In the current context of climate change and the exhaustion of resources, the question of humanity’s survival returns to the agenda with some regularity (cf. Jared Diamond, Joseph Tainter, André Lebeau etc). Futuribles has reflected this concern on several occasions (including in the last issue –no. 404– with Pierre Bonnaure raising the question of the long-term prospects for our civilization). On this occasion, it is by way of a long-run analysis, taking account of the dynamics of living (plant, animal and human) systems, that Thierry Gaudin approaches the subject.
The author focuses here on the estimation of the probability that an event will occur and, hence, on the virtues and limitations of forecasting exercises. He reminds us that living systems naturally evolve by a logic that is neither totally subject to chance nor entirely deterministic, but half-way between order and disorder. He stresses, for example, the part played by surprise and emotion, and also their influence on our representations of the world (Nassim Taleb’s “black swans”) and shows that the propensity of living systems to reorganize when stimulated by unexpected information is crucial to their staying alive, but that this inevitably restricts our forecasting capacities.
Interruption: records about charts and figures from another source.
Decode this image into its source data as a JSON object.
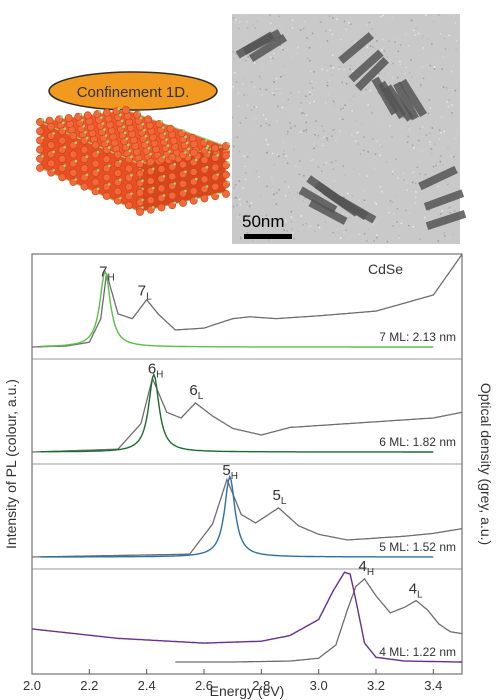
{
  "top": {
    "banner": "Confinement 1D.",
    "scale_bar": "50nm"
  },
  "chart_data": {
    "type": "line",
    "xlabel": "Energy (eV)",
    "ylabel_left": "Intensity of PL (colour, a.u.)",
    "ylabel_right": "Optical density (grey, a.u.)",
    "xlim": [
      2.0,
      3.5
    ],
    "xticks": [
      2.0,
      2.2,
      2.4,
      2.6,
      2.8,
      3.0,
      3.2,
      3.4
    ],
    "xtick_labels": [
      "2.0",
      "2.2",
      "2.4",
      "2.6",
      "2.8",
      "3.0",
      "3.2",
      "3.4"
    ],
    "panels": [
      {
        "name": "CdSe",
        "caption": "7 ML: 2.13 nm",
        "pl_color": "#5cbf4a",
        "absorption": {
          "x": [
            2.0,
            2.12,
            2.2,
            2.24,
            2.26,
            2.3,
            2.35,
            2.4,
            2.44,
            2.5,
            2.6,
            2.7,
            2.76,
            2.85,
            3.0,
            3.2,
            3.4,
            3.5
          ],
          "y": [
            0.0,
            0.01,
            0.05,
            0.3,
            0.78,
            0.35,
            0.3,
            0.5,
            0.35,
            0.18,
            0.2,
            0.3,
            0.32,
            0.3,
            0.33,
            0.38,
            0.55,
            0.98
          ]
        },
        "pl": {
          "center": 2.255,
          "width": 0.022,
          "peak": 0.8
        },
        "peaks": [
          {
            "sub": "H",
            "num": "7",
            "energy": 2.255
          },
          {
            "sub": "L",
            "num": "7",
            "energy": 2.39
          }
        ]
      },
      {
        "caption": "6 ML: 1.82 nm",
        "pl_color": "#1d6b2e",
        "absorption": {
          "x": [
            2.0,
            2.3,
            2.38,
            2.42,
            2.47,
            2.52,
            2.57,
            2.63,
            2.7,
            2.8,
            2.9,
            3.0,
            3.2,
            3.4,
            3.5
          ],
          "y": [
            0.0,
            0.03,
            0.3,
            0.78,
            0.42,
            0.36,
            0.52,
            0.38,
            0.25,
            0.18,
            0.26,
            0.28,
            0.32,
            0.36,
            0.42
          ]
        },
        "pl": {
          "center": 2.425,
          "width": 0.022,
          "peak": 0.82
        },
        "peaks": [
          {
            "sub": "H",
            "num": "6",
            "energy": 2.425
          },
          {
            "sub": "L",
            "num": "6",
            "energy": 2.57
          }
        ]
      },
      {
        "caption": "5 ML: 1.52 nm",
        "pl_color": "#2e6ea8",
        "absorption": {
          "x": [
            2.0,
            2.55,
            2.63,
            2.68,
            2.73,
            2.78,
            2.86,
            2.93,
            3.0,
            3.1,
            3.2,
            3.3,
            3.4,
            3.5
          ],
          "y": [
            0.0,
            0.03,
            0.35,
            0.82,
            0.45,
            0.36,
            0.52,
            0.33,
            0.24,
            0.18,
            0.2,
            0.22,
            0.25,
            0.3
          ]
        },
        "pl": {
          "center": 2.69,
          "width": 0.022,
          "peak": 0.85
        },
        "peaks": [
          {
            "sub": "H",
            "num": "5",
            "energy": 2.685
          },
          {
            "sub": "L",
            "num": "5",
            "energy": 2.86
          }
        ]
      },
      {
        "caption": "4 ML: 1.22 nm",
        "pl_color": "#6a2f8c",
        "absorption": {
          "x": [
            2.5,
            2.7,
            2.9,
            3.0,
            3.06,
            3.1,
            3.13,
            3.16,
            3.2,
            3.25,
            3.3,
            3.34,
            3.38,
            3.42,
            3.46,
            3.5
          ],
          "y": [
            0.0,
            0.0,
            0.01,
            0.04,
            0.18,
            0.55,
            0.8,
            0.88,
            0.7,
            0.52,
            0.58,
            0.65,
            0.55,
            0.4,
            0.32,
            0.3
          ]
        },
        "pl": {
          "x": [
            2.0,
            2.3,
            2.6,
            2.8,
            2.9,
            3.0,
            3.05,
            3.09,
            3.11,
            3.13,
            3.16,
            3.2,
            3.3,
            3.5
          ],
          "y": [
            0.35,
            0.25,
            0.2,
            0.22,
            0.28,
            0.45,
            0.75,
            0.95,
            0.93,
            0.65,
            0.2,
            0.05,
            0.01,
            0.0
          ]
        },
        "peaks": [
          {
            "sub": "H",
            "num": "4",
            "energy": 3.16
          },
          {
            "sub": "L",
            "num": "4",
            "energy": 3.335
          }
        ]
      }
    ]
  }
}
Having stressed the usefulness of a degree of disorder that is essential to life, Thierry Gaudin demonstrates the extent to which the multiple crises afflicting our planet over more than half a century show up the limits of a system whose mechanisms are hobbled by a model of governance dictated by a single monetary logic. Drawing a parallel with the situation that prevailed in Europe in the late Middle Ages, he concludes that such a structure is currently reaching a limit-point beyond which collapse and decline seem inevitable, unless common goods are put back at the heart of our institutions and we diversify monetary creation.